CNN  — 

A woman was sentenced to 24 months of probation in US District Court for Arizona on Tuesday for interfering with flight crew members, a Class C felony offense, aboard an American Airlines plane in 2021.

In addition to probation, Leeza S. Rodriguez was ordered by the court to pay $9,123 in restitution to American Airlines Corporate Security as well as a $100 special assessment.

The court determined that Rodriguez did not have the ability to pay a fine, and that was waived.

As part of her probation, Rodriguez must participate in a substance abuse treatment program as instructed by a probation officer and agree to substance abuse testing.

Rodriguez’s attorney, Melinda Kovacs, did not have a comment on Tuesday’s sentencing.

Rodriguez’s co-defendant in the incident, Kelly Pichardo, was sentenced in September.

What happened aboard flight 776

The two were traveling in first class on American Airlines flight 776 from Dallas to Los Angeles on February 24, 2021, when the incident occurred.

The flight rerouted to Phoenix so that the two could be removed from the plane.

An indictment charged that Pichardo and Rodriguez interfered with a flight crew member by assaulting a crew member while the aircraft was in flight.

Rodriguez was also charged with assaulting a passenger, according to the indictment. Pichardo was charged with assaulting a different passenger.

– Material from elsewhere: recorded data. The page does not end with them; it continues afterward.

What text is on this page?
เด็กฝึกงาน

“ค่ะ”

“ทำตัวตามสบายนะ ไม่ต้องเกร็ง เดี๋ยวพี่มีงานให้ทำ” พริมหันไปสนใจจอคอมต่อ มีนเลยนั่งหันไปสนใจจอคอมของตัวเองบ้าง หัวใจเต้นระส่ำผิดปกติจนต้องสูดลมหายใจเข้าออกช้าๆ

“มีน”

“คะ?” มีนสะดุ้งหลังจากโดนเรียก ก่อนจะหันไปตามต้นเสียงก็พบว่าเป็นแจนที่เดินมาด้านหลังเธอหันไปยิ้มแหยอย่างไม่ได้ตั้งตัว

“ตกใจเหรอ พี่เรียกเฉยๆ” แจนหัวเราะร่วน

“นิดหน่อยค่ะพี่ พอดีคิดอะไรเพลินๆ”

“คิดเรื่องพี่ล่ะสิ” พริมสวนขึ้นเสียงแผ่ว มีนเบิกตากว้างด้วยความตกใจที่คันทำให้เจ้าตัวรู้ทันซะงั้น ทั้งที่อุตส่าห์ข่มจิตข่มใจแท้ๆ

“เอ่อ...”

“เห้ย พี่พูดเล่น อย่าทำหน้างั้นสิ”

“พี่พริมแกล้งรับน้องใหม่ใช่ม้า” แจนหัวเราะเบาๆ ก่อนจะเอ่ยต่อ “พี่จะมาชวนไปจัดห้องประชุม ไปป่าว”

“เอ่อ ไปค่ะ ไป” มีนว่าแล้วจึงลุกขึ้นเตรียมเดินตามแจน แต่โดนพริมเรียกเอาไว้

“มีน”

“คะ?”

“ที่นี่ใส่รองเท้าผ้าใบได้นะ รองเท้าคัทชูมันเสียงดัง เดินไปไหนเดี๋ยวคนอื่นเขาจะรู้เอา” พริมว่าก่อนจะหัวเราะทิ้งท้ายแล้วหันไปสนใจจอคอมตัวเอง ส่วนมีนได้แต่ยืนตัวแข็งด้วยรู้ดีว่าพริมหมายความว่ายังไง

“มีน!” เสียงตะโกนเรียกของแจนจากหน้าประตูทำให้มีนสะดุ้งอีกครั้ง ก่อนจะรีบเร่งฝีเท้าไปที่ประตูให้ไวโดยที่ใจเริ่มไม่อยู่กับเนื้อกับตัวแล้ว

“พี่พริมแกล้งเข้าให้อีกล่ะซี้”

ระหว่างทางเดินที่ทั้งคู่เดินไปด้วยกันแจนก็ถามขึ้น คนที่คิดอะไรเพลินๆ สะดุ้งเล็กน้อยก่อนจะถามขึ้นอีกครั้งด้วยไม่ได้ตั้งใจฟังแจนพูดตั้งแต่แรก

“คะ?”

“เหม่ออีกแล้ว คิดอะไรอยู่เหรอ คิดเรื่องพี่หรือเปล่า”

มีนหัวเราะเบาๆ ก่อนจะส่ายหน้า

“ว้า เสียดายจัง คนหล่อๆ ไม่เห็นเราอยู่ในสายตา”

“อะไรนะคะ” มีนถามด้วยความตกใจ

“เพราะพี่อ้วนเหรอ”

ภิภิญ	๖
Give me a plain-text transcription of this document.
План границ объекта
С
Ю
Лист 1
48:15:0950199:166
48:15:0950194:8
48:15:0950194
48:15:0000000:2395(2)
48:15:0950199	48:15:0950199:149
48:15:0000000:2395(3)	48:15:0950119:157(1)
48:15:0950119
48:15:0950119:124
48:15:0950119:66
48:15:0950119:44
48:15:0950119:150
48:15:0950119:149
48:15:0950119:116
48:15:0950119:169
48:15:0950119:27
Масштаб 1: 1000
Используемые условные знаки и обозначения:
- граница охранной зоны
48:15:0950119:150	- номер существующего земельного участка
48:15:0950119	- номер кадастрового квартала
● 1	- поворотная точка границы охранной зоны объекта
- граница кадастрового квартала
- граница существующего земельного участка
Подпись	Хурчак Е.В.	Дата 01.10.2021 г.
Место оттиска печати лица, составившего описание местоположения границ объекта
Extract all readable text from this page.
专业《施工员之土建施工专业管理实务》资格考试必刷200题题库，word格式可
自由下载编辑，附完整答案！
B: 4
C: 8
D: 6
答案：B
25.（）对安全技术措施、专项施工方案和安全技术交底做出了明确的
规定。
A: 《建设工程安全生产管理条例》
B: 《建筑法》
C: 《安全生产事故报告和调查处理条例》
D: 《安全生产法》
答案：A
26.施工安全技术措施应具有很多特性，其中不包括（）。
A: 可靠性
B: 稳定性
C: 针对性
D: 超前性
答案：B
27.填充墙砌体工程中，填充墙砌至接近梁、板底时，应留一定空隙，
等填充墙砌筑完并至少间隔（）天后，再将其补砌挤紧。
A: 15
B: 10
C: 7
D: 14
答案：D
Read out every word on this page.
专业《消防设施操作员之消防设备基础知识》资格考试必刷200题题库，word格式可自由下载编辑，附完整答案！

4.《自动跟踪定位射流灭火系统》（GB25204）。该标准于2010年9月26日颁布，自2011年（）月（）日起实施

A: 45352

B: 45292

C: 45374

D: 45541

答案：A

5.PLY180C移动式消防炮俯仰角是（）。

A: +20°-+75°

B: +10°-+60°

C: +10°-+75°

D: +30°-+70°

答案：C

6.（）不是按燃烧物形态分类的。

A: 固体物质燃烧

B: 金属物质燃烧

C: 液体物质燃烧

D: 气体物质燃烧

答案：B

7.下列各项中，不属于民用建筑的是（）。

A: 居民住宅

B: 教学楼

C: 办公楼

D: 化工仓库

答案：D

Both defendants ended up pleading guilty to one count of interfering with a flight crew member.

Pichardo was sentenced in September to four months in prison followed by 36 months of supervised release. Pichardo was also ordered to pay $9,123 in restitution to American Airlines.

In a news release announcing Pichardo’s sentencing, the Justice Department called the behavior “unruly and intimidating.”

Unruly passenger behavior reached a record level in 2021

A record year for unruly passenger behavior, 2021 ended with 5,981 reports to the Federal Aviation Administration.

About 1,100 investigations and 350 enforcement actions were initiated in 2021.

At the end of 2021, the Justice Department vowed to prioritize prosecution of crimes on commercial airplanes.

As for 2022, it showed a marked improvement in the number of incidents reported: 2,359 unruly passenger reports had been logged as of December 15, with 823 investigations initiated.

While the number of incidents reported and investigations initiated dropped in 2022, there were more enforcement cases – 553 – initiated.

Eighty cases in 2022 had been referred to the FBI for criminal review as of December 15, according to FAA figures.